Asian-brined Pork Loin




1 1/2 cups mirin or Sake
1 1/2 cups low sodium soy sauce
4 oz fresh ginger, thinly sliced
10 small dried chiles or 2 TBSP crushed red peppers
1 orange thinly sliced
2 TBSP toasted sesame oil
8 cups cold water
1 6-pound bone in pork lion roast
1 TBSP vegetable oil

We've tried many many pork recipes and its never just right. Pork always seems to be dry and blah, although its one of my favorites - go figure! Until we found this recipe. This is fabulous - we'll be using this as our all the time pork recipe. It can be hard to find this cut but its worth your time to find it. Its a bone-in port loin.

In a large pot combine the Sake, soy sauce, ginger, chiles, orange slices, sesame oil and water. Add the pork roast, cover and refrigerate overnight.

Preheat the oven to 350º. Drain the pork and let come to room temperature. Pat dry. In a medium, flame proof roasting pan or dutch oven, heat the vegetable oil. Add the pork roast and cook over medium heat, turning occasionally until browned all over, about 10 - 15 minutes. Transfer the roast to the oven, fat side up, and roast for about 1 hour and 10 minutes, or until a thermometer inserted in the thickest part of the meat reads 135º. Cover the pork very loosely with foil and let rest for 15 minutes.

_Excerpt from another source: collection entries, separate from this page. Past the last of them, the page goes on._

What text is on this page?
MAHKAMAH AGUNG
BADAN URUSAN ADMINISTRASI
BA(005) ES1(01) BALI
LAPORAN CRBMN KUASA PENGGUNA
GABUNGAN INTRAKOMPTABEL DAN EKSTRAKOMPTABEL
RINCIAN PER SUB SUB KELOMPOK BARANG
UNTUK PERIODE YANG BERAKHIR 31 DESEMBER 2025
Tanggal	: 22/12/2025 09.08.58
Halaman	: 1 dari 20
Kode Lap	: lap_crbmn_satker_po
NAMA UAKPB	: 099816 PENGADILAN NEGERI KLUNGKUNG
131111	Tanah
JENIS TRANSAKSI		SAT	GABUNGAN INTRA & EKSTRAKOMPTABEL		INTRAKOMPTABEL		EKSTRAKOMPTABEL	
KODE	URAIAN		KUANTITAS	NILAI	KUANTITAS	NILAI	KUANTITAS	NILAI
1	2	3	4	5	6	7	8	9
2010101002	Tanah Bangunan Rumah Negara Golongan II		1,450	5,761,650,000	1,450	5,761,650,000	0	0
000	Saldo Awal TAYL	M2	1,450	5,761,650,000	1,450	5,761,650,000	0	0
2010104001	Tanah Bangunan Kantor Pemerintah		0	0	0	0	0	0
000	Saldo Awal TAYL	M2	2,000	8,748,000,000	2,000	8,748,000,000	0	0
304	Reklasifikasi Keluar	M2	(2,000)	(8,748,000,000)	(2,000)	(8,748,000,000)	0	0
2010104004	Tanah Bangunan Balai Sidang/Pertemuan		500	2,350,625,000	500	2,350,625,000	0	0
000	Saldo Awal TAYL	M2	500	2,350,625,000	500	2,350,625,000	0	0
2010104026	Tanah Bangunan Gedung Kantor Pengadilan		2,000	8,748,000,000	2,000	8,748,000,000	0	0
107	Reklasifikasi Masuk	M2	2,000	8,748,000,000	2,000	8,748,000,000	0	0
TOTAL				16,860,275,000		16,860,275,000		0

Using a long , sharp knife and using the bones as your guide, carefully carve the pork roast off the bones in one piece. Slice it thinly before serving. Reserve the rib rack for another meal or cut into individual ribs and serve them alongside the roast.


Leftover Ribs
Hoisin Glazed Ribs
Light the broiler. In a bowl, combine 2 tbsp Hoisin sauce, 1/2 tsp Sriracha hot chili sauce and 1/2 tsp toasted sesame oil. Brush the mixture over the rib rack and broil 8 inches from the heat for about 6 minutes turning once, until browned and glazed. Cut into individual ribs and serve.